Wall Street Journal reports, after negotiating for five years, the 12 countries finally reached an agreement for TPP one month ago in Atlanta, US. The release of the full text means the 12 governments settled on the final format of the agreement.

CNA reports, the agreement has to be signed by each member country. Many countries may have difficulties when facing their parliaments, especially the US, which must convince the Congress.

US President Barack Obama regards TPP as an important goal of economic achievements during his time in office, as well as the core of his strategy to return to Asia. Playing an increasingly important role in the Asia-Pacific region, China is not one of the TPP members.

Liberty Times reports, Director-General of the Bureau of Foreign Trade Jenni Yang says after the full text of the TPP was released, the government will compare the text with existing regulations in Taiwan. They will explain the gaps the government should deal with, assess TPP’s impact and provide each ministry with advice for amending laws.

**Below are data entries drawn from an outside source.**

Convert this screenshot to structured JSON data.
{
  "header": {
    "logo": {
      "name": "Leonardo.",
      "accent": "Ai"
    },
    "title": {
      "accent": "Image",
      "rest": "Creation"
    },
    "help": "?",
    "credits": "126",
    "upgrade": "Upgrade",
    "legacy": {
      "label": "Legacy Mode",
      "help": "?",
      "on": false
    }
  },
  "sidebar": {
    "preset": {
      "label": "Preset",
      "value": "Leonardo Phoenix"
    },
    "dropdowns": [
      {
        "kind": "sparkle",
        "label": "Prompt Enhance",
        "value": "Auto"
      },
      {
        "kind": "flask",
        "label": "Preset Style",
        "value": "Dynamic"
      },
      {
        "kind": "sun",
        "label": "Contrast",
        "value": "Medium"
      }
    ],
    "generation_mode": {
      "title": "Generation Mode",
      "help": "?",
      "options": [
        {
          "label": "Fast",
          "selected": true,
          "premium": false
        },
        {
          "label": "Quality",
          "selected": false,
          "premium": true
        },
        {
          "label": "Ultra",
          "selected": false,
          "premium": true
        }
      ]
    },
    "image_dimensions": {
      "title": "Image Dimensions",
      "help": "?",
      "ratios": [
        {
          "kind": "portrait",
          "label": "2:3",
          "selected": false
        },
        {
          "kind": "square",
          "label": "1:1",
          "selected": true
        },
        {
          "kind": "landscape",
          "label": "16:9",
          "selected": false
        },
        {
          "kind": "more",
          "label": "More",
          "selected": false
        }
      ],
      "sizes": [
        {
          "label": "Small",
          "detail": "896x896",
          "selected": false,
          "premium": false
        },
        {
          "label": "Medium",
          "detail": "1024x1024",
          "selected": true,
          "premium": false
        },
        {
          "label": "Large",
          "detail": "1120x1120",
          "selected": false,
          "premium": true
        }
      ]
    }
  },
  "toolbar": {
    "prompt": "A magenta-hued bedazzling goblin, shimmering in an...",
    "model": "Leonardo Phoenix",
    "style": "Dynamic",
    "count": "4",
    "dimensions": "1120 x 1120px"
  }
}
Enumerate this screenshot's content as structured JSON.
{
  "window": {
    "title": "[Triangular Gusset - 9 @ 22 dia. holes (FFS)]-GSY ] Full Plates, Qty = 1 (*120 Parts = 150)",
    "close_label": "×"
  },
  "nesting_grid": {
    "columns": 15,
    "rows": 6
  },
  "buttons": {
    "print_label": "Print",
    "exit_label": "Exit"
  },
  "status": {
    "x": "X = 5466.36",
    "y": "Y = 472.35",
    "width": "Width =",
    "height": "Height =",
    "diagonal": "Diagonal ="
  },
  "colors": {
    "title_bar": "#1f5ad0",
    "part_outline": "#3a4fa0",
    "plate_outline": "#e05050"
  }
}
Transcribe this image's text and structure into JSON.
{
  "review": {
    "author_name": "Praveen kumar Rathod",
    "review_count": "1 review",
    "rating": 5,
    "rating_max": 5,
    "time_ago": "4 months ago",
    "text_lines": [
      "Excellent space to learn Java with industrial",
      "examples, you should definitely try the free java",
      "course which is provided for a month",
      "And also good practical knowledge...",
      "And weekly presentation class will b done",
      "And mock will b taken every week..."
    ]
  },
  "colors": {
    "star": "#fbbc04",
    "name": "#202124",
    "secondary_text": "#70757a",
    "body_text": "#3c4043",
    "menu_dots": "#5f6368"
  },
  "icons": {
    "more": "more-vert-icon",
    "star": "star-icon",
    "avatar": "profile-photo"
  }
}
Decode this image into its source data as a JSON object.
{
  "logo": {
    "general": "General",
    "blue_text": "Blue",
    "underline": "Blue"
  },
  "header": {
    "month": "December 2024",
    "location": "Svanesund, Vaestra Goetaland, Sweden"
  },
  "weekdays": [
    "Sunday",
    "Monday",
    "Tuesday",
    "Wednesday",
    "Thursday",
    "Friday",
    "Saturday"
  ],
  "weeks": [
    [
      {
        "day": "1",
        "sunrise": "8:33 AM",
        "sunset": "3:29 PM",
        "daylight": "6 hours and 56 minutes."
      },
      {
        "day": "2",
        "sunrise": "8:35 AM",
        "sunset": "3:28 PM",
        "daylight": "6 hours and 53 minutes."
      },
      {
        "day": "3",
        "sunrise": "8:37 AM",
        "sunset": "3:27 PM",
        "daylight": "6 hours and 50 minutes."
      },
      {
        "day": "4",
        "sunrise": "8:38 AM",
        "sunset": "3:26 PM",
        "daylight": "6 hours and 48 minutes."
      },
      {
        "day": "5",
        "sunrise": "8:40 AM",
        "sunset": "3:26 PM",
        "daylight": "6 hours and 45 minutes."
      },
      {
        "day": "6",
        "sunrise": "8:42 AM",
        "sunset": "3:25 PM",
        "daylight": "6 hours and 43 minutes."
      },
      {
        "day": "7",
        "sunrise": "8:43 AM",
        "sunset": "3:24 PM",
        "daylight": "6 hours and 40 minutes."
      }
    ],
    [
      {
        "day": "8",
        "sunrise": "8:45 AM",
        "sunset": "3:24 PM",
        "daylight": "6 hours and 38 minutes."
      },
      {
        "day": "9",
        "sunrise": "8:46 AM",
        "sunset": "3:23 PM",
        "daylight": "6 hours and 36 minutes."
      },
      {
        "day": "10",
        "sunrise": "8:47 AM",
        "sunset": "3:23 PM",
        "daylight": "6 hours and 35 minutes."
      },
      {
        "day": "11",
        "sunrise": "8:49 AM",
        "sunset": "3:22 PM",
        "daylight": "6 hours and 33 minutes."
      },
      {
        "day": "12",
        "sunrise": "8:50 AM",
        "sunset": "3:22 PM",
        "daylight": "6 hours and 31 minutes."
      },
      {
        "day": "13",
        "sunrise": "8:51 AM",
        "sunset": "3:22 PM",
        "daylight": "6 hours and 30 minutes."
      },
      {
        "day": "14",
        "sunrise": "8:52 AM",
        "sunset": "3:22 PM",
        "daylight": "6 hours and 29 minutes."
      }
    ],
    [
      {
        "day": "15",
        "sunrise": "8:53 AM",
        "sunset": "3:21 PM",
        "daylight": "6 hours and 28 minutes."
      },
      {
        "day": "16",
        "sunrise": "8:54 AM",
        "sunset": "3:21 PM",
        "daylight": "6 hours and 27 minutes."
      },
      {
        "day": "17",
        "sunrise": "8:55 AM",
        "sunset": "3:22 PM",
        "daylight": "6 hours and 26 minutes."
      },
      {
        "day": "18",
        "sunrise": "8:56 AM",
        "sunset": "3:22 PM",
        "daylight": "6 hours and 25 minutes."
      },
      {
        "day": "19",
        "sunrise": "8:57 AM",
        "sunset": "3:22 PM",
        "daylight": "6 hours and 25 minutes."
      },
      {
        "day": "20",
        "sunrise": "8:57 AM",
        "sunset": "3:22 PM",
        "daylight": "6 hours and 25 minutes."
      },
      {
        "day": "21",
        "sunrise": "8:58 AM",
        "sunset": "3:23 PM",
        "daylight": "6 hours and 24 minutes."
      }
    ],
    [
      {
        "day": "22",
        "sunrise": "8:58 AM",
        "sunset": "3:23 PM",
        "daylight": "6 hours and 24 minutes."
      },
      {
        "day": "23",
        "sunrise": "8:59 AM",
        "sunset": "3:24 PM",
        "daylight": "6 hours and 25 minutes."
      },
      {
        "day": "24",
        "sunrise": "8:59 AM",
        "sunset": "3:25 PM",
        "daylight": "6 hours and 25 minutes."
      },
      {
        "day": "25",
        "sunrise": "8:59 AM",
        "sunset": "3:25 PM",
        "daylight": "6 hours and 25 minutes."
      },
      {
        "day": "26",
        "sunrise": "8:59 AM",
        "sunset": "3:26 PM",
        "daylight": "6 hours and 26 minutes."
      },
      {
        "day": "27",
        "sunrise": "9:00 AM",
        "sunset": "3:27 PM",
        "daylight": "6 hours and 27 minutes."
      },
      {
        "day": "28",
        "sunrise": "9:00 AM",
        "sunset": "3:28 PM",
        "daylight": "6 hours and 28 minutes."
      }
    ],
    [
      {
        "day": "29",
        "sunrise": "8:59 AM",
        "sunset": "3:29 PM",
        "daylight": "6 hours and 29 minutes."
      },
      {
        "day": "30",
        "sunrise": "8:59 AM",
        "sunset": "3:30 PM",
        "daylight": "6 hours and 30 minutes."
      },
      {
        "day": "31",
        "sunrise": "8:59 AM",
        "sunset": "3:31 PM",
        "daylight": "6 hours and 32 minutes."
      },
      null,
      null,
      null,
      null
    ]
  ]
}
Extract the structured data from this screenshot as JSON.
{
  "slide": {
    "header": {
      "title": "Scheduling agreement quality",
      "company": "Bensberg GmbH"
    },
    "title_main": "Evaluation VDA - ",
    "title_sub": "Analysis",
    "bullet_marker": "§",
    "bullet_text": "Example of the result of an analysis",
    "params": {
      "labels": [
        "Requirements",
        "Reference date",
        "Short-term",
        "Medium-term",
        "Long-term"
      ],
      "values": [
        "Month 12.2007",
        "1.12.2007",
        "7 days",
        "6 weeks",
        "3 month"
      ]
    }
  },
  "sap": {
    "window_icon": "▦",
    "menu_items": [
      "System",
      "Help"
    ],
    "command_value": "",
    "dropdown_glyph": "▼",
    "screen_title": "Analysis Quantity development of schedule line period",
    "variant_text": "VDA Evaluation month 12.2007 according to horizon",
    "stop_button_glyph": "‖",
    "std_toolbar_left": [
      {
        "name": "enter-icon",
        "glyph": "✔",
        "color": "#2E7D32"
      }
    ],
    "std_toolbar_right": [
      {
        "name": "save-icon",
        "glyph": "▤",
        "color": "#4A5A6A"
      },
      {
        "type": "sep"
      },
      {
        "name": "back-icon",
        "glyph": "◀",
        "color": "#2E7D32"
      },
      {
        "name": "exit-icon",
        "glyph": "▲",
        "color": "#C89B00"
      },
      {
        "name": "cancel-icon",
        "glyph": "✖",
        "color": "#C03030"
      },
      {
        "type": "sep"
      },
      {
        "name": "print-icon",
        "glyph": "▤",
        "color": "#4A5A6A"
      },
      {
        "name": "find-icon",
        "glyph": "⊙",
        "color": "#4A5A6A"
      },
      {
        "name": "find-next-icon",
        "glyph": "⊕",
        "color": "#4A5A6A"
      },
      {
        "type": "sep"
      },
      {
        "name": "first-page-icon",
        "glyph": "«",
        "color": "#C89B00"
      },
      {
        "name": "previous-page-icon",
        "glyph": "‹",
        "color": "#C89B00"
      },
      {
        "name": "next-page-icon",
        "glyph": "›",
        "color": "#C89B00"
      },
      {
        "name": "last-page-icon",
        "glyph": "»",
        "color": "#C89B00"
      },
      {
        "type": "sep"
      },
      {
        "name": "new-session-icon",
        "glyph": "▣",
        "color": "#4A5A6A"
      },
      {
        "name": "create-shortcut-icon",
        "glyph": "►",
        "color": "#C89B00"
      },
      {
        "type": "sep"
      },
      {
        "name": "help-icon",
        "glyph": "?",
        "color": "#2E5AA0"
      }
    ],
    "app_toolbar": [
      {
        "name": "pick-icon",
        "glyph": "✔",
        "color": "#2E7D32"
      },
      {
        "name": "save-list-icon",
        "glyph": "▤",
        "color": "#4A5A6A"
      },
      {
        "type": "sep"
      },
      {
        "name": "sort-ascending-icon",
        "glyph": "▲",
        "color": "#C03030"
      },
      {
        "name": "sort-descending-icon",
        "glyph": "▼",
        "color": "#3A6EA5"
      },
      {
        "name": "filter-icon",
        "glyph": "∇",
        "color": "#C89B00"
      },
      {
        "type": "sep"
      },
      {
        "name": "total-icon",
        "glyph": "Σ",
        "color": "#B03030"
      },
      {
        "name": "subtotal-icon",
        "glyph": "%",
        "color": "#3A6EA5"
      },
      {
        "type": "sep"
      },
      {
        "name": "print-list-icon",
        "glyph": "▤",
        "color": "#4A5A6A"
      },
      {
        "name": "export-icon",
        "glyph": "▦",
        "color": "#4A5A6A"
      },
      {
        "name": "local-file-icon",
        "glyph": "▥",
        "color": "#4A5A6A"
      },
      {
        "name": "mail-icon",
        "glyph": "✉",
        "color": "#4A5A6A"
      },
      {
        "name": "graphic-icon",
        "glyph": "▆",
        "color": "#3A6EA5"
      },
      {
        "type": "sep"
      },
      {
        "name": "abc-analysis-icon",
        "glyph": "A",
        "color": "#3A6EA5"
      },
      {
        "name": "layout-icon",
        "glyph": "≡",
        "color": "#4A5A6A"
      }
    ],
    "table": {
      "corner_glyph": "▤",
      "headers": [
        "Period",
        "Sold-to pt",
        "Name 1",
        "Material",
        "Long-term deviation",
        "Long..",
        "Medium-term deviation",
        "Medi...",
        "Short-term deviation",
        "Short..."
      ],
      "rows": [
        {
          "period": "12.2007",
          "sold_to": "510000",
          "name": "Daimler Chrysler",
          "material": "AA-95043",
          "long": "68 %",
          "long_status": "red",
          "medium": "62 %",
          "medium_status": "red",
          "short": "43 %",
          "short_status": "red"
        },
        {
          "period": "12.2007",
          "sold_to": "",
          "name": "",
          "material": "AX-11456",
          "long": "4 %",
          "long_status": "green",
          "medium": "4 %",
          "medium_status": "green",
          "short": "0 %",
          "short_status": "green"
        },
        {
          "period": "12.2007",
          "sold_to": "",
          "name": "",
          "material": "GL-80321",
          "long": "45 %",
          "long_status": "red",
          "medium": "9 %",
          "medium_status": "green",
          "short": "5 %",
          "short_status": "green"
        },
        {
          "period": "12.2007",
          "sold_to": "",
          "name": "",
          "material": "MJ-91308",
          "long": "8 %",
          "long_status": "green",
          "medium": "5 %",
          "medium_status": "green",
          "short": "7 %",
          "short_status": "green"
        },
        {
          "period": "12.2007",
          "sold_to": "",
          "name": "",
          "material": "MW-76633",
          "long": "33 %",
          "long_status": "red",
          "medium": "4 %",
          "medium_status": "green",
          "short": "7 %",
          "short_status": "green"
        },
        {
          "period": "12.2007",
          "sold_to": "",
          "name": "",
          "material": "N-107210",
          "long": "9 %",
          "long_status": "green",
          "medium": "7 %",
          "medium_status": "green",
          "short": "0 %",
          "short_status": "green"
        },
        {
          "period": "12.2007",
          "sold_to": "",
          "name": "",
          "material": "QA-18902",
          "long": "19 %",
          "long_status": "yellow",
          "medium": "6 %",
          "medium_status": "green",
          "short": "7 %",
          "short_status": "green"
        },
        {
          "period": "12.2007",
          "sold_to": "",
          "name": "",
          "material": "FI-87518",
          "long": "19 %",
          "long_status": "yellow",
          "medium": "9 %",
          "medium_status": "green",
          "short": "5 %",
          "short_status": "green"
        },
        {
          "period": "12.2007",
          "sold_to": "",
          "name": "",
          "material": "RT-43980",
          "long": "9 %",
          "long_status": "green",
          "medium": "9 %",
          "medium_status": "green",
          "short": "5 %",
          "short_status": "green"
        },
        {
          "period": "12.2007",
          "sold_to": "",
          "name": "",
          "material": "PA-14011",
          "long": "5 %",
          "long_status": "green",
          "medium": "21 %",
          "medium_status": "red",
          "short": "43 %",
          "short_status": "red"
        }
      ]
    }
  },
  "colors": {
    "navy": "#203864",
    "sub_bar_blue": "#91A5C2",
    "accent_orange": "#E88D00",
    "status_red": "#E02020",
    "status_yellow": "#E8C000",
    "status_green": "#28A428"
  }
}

On the other hand, the government will entrust a private think tank, Chung-Hua Institution for Economic Research, to complete the overall impact assessment, including economy, society, culture, environment, gender, human rights, national security, minorities and so on, before May 2016. The ministries will hold consultation forums for industries, labor groups, consumer organizations and scholars.

CNA reports, the Ministry of Economic Affairs plans to complete preparation for the TPP by early November 2016, which includes amending drafts of related laws and preparing for supporting measures before the second round of TPP opens.